35-9-205. Compulsory purchase of shares after death of shareholder. (1) Sections 35-9-206 through 35-9-208 and this section apply to a statutory close corporation only if so provided in its articles of incorporation. If these sections apply, the executor or administrator of the estate of a deceased shareholder may require the corporation to purchase or cause to be purchased all but not less than all of the decedent's shares or to be dissolved.
(2) The provisions of 35-9-206 through 35-9-208 may be modified only if the modification is set forth or referred to in the articles of incorporation.
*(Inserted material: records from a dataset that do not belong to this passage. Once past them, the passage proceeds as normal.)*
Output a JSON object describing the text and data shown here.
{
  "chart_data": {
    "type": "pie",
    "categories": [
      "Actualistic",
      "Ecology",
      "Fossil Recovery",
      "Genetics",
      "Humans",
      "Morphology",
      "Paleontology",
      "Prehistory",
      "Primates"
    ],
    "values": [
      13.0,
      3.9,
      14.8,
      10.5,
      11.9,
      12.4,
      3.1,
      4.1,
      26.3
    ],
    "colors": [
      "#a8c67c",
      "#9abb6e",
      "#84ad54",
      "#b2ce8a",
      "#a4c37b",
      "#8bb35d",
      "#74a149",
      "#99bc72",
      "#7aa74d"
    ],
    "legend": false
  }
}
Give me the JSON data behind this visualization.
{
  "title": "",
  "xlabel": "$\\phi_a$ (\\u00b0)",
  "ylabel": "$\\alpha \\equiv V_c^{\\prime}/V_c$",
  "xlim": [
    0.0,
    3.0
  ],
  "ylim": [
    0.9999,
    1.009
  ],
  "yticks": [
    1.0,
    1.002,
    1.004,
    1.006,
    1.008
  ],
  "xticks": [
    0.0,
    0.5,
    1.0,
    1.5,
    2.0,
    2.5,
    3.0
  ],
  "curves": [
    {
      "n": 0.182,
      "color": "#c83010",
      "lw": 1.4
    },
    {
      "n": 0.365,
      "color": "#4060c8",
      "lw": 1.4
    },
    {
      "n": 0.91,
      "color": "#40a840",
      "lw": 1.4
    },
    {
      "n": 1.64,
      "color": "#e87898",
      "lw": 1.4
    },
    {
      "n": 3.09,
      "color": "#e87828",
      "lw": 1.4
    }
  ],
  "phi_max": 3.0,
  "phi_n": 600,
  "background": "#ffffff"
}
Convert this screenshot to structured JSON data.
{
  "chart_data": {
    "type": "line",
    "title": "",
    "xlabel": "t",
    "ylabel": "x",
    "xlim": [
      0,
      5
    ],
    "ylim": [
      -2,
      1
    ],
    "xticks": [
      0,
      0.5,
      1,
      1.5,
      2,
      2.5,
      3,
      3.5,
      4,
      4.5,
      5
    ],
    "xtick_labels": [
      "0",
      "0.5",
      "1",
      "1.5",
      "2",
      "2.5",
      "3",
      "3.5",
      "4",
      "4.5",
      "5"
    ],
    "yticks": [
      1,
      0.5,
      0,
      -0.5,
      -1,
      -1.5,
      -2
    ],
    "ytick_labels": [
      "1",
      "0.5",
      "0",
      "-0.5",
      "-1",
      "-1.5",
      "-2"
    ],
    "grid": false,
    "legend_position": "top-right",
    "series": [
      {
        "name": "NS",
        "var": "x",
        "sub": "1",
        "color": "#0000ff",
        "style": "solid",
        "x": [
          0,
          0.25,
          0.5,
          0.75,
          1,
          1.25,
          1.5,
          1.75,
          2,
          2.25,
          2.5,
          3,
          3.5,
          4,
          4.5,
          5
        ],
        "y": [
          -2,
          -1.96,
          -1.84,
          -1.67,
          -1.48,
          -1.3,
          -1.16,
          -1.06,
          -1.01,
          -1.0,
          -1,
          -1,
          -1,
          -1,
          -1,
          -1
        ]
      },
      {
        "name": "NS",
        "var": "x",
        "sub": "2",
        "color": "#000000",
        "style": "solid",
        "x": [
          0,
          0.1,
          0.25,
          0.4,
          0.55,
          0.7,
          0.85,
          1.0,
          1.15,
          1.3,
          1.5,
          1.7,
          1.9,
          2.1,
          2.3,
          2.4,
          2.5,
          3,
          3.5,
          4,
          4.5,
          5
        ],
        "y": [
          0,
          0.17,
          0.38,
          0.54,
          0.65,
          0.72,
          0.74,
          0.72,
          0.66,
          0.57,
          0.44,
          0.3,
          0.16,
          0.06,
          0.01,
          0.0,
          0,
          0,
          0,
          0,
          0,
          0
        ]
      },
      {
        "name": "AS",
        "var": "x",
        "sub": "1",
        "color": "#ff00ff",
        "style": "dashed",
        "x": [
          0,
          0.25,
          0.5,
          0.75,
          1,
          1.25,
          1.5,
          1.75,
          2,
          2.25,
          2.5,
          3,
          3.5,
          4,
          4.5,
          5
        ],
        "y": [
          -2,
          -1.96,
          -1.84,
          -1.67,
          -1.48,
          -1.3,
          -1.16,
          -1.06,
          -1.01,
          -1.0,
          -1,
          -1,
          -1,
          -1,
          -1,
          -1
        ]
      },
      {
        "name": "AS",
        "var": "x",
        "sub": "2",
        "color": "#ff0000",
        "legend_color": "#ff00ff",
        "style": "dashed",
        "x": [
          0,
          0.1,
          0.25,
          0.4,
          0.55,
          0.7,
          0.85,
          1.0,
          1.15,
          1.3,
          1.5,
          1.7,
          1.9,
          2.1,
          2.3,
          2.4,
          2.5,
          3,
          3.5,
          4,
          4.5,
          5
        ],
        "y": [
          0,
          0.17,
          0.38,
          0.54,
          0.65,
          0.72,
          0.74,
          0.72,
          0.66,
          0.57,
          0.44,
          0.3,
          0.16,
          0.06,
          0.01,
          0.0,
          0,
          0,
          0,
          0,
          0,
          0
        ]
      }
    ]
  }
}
(3) An amendment to the articles of incorporation to provide for application of 35-9-206 through 35-9-208 or to modify or delete the provisions of these sections must be approved by the holders of at least two-thirds of the votes of each class or series of shares of the statutory close corporation, voting as separate voting groups, whether or not otherwise entitled to vote on amendments. If the corporation has no shareholders when the amendment is proposed, it must be approved by at least two-thirds of the subscribers for shares, if any, or if none, by all of the incorporators.
(4) A shareholder who votes against an amendment to modify or delete the provisions of 35-9-206 through 35-9-208 is entitled to dissenters' rights under 35-1-826 through 35-1-839 if the amendment upon adoption terminates or substantially alters the shareholder's existing rights under these sections to have the shareholder's shares purchased.
(5) A shareholder may waive the shareholder's and the shareholder's estate's rights under 35-9-206 through 35-9-208 by a signed writing.
(6) Sections 35-9-206 through 35-9-208 do not prohibit any other agreement providing for the purchase of shares upon a shareholder's death, nor do they prevent a shareholder from enforcing any remedy that the shareholder has independently of 35-9-206 through 35-9-208.
History: En. Sec. 8, Ch. 432, L. 1987; amd. Sec. 199, Ch. 368, L. 1991; amd. Sec. 1299, Ch. 56, L. 2009.